In bygone days, the expression "feel the burn" was just another insult hurled at poor old witches tied to a flaming stake. Today it's become a bodybuilding mantra for sweaty athletes and workout addicts. But our ancestors required no daily exercise regimen; mostly because they were either rampaging, bloodthirsty cutthroats, or were the sort of desperate, unprotected peasants always running away from rampaging, bloodthirsty cutthroats. Constant rape, pillage and bare-knuckle boxing at weekends kept their adrenalin flowing and their heart rates high. They needed no twelve-speed treadmill or tanned personal trainers in the seventeenth-century. And when not fleeing from psychotic pirates and marauding press-gangs, people were too busy collecting firewood and skinning oxen to bother about slipping into a pair of bright orange spandex pants and joining an expensive gym.

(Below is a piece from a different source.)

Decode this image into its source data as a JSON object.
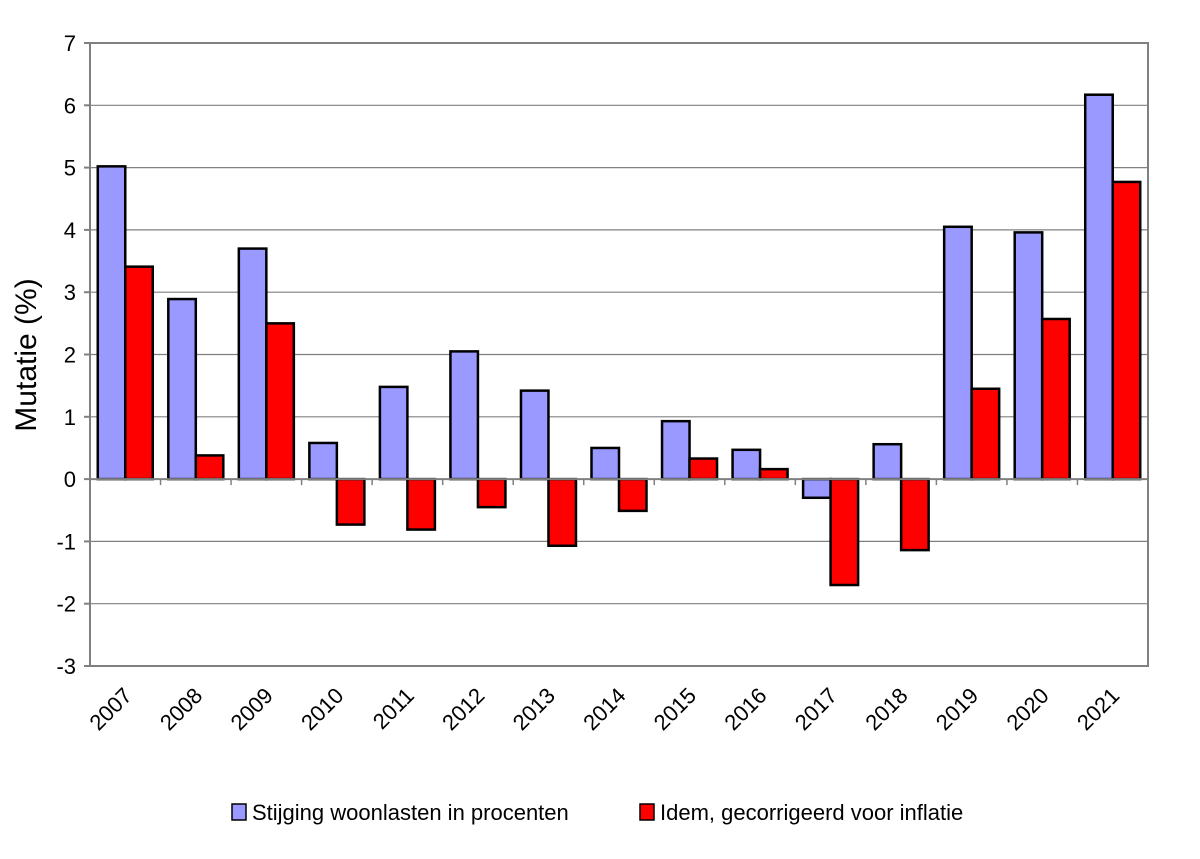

The so-called "burn" was felt during their everyday activities. Life may have been, as Thomas Hobbes claimed, "nasty, brutish and short," but it was also a simpler time. Of course, maybe everyone would be dead by the age of thirty, but that's because our ancestors' idea of preventive medicine was drinking frog bile mixed with mandrake juice while chanting old wives' mumbo-jumbo.
These days, thankfully, we know better, even if only slightly so. The local witch has been replaced by the Primary Care Practitioner and frog bile is now called Lipitor. The mumbo-jumbo, unfortunately, has merely been incorporated into your Health Insurance policy, but you can't have everything. Still, on the whole, our prospects of not dying in agony and ignorance before reaching middle age have largely improved. The area in which we have not progressed, however, is our physical fitness. Modern man's sedentary lifestyle means we need far more recreational exercise than our muscular but superstitious, axe-wielding forebears did. This is especially true if you suffer from heart disease, like I do, and so I'm forced to endure something called Cardiac-Rehabilitation twice a week at seven in the morning. Cardiac Rehab, so the brochure says, is an exercise and informational program "designed to increase physical fitness, reduce cardiac symptoms, improve health and reduce the risk of future heart problems."
Like the Naked City, there are a thousand stories in Cardiac Rehab: this guy had a heart attack while collecting maple syrup sap; this guy felt chest pains while singing second tenor in an amateur production of Rigoletto; and this guy - me, for example - just thought he was going for a routine check-up, failed his stress test, and wound up staying in hospital for two weeks to undergo coronary arterial bypass surgery. And so I have to make my way to 75 New Chardon Street in Boston for my bi-weekly exercise, although, as I discovered to my cost, actually finding New Chardon Street for the first time is an exercise in itself: an exercise in extremely heart-unhealthy frustration and anxiety. Apparently, fifty percent of New Chardon Street is an architectural monstrosity called Bulfinch Place, another forty percent is a concrete wasteland named Bowdoin Square, leaving ten percent of actual street which isn't signposted. When I eventually found the place, fifteen minutes late for my appointment, I was too exhausted to jog on the treadmill and had to sit in a mechanical rowing boat for twenty minutes while a nurse lectured me on removing stress factors from my life.
"That's good," she said, as I rowed through imaginary water. "It looks like you're starting to break a sweat."
"Yeah, but I'm a naturally sweaty person," I told her. "So I wouldn't read too much into that if I were you."
"No problem. Just let me know when you're feeling the burn," she replied.